Crossing-free many-to-one boundary labeling with hyperleaders

In boundary labeling, each point site is uniquely connected to a label placed on the boundary of an enclosing rectangle by a leader, which may be a rectilinear or straight line segment. Most of the results reported in the literature for boundary labeling deal with the so-called one-to-one boundary labeling, i.e., different sites are labelled differently. In certain applications of boundary labeling, however, more than one site may be required to be connected to a common label. In this case, the presence of crossings among leaders often becomes inevitable such that the labeling often has a high degree of confusion in visualization. In this paper, for multi-site-to-one-label boundary labeling, crossings among leaders are avoided by substituting hyperleaders for leaders and by applying dummy labels (i.e., copies/duplicates of labels). Minimizing the number of dummy labels becomes a critical design issue as dummy labels are not required in the initial setting. Therefore, we consider the problem of minimizing the number of dummy labels for multi-site-to-one-label boundary labeling, i.e., finding the placements of labels and hyperleaders such that the total number of dummy labels is minimized and there are no crossings among hyperleaders. Furthermore, after the number of dummy labels is determined, minimizing the total hyperleader length as well as the bends of hyperleaders is also concerned in postprocessing procedure.
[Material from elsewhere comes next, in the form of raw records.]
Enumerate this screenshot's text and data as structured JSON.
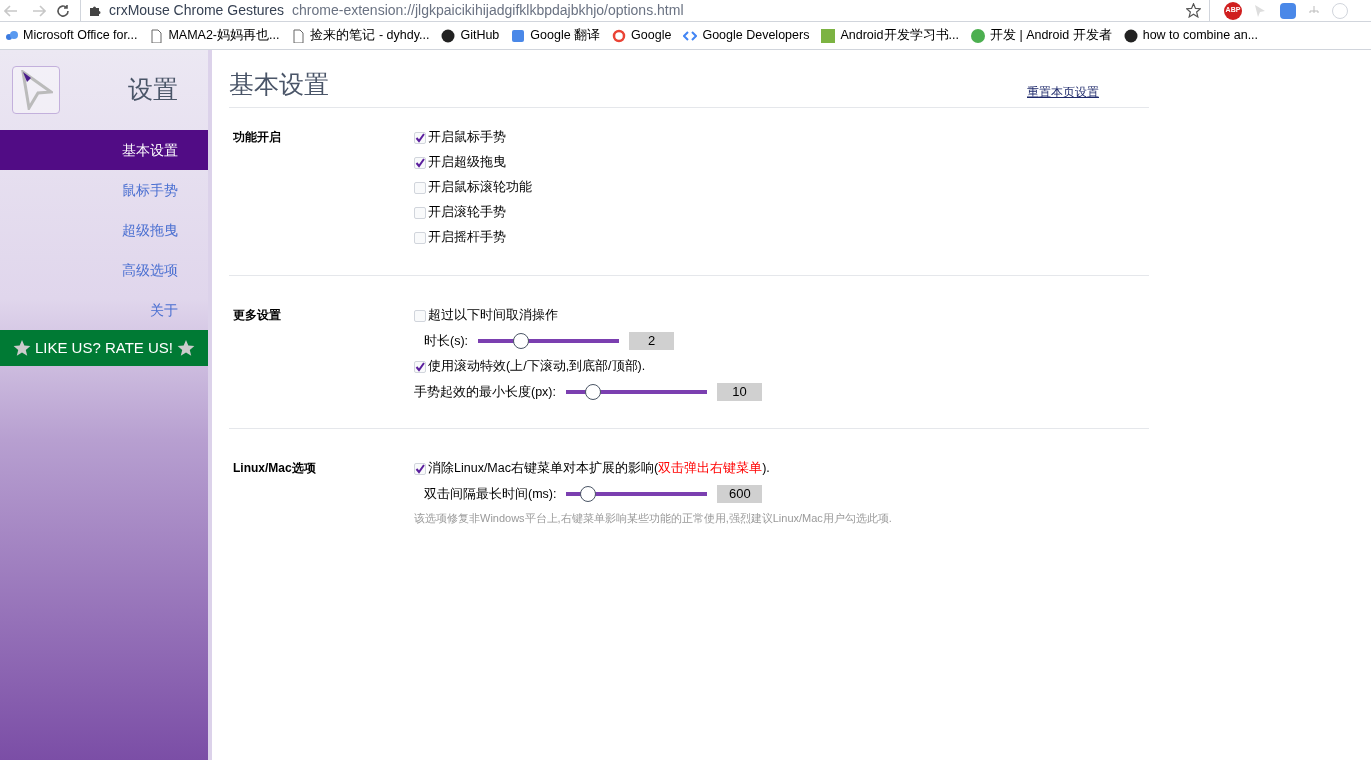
{
  "browser": {
    "tab_title": "crxMouse Chrome Gestures",
    "url": "chrome-extension://jlgkpaicikihijadgifklkbpdajbkhjo/options.html",
    "extension_badge": "ABP"
  },
  "bookmarks": [
    {
      "label": "Microsoft Office for...",
      "kind": "cloud"
    },
    {
      "label": "MAMA2-妈妈再也...",
      "kind": "page"
    },
    {
      "label": "捡来的笔记 - dyhdy...",
      "kind": "page"
    },
    {
      "label": "GitHub",
      "kind": "github"
    },
    {
      "label": "Google 翻译",
      "kind": "translate"
    },
    {
      "label": "Google",
      "kind": "google"
    },
    {
      "label": "Google Developers",
      "kind": "dev"
    },
    {
      "label": "Android开发学习书...",
      "kind": "book"
    },
    {
      "label": "开发 | Android 开发者",
      "kind": "android"
    },
    {
      "label": "how to combine an...",
      "kind": "github"
    }
  ],
  "sidebar": {
    "title": "设置",
    "items": [
      {
        "label": "基本设置",
        "selected": true
      },
      {
        "label": "鼠标手势",
        "selected": false
      },
      {
        "label": "超级拖曳",
        "selected": false
      },
      {
        "label": "高级选项",
        "selected": false
      },
      {
        "label": "关于",
        "selected": false
      }
    ],
    "rate_button": "LIKE US? RATE US!"
  },
  "page": {
    "title": "基本设置",
    "reset_link": "重置本页设置",
    "sections": [
      {
        "heading": "功能开启",
        "rows": [
          {
            "kind": "checkbox",
            "label": "开启鼠标手势",
            "checked": true
          },
          {
            "kind": "checkbox",
            "label": "开启超级拖曳",
            "checked": true
          },
          {
            "kind": "checkbox",
            "label": "开启鼠标滚轮功能",
            "checked": false
          },
          {
            "kind": "checkbox",
            "label": "开启滚轮手势",
            "checked": false
          },
          {
            "kind": "checkbox",
            "label": "开启摇杆手势",
            "checked": false
          }
        ]
      },
      {
        "heading": "更多设置",
        "rows": [
          {
            "kind": "checkbox",
            "label": "超过以下时间取消操作",
            "checked": false
          },
          {
            "kind": "slider",
            "label": "时长(s):",
            "level": 0.28,
            "value": "2",
            "indent": true
          },
          {
            "kind": "checkbox",
            "label": "使用滚动特效(上/下滚动,到底部/顶部).",
            "checked": true
          },
          {
            "kind": "slider",
            "label": "手势起效的最小长度(px):",
            "level": 0.15,
            "value": "10",
            "indent": false
          }
        ]
      },
      {
        "heading": "Linux/Mac选项",
        "rows": [
          {
            "kind": "checkbox",
            "label": "消除Linux/Mac右键菜单对本扩展的影响(",
            "highlight": "双击弹出右键菜单",
            "label_end": ").",
            "checked": true
          },
          {
            "kind": "slider",
            "label": "双击间隔最长时间(ms):",
            "level": 0.11,
            "value": "600",
            "indent": true
          },
          {
            "kind": "note",
            "label": "该选项修复非Windows平台上,右键菜单影响某些功能的正常使用,强烈建议Linux/Mac用户勾选此项."
          }
        ]
      }
    ]
  }
}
In this paper, we present polynomial time algorithms for the above one-side and two-side labeling schemes, and show their correctness from a theoretical point of view. In addition, we provide a simulated annealing algorithm for the four-side labeling schemes with objective to minimize the total number of dummy labels as well as the total leader length. Experimental results show that our four-side solutions look promising, as compared to the optimal solutions.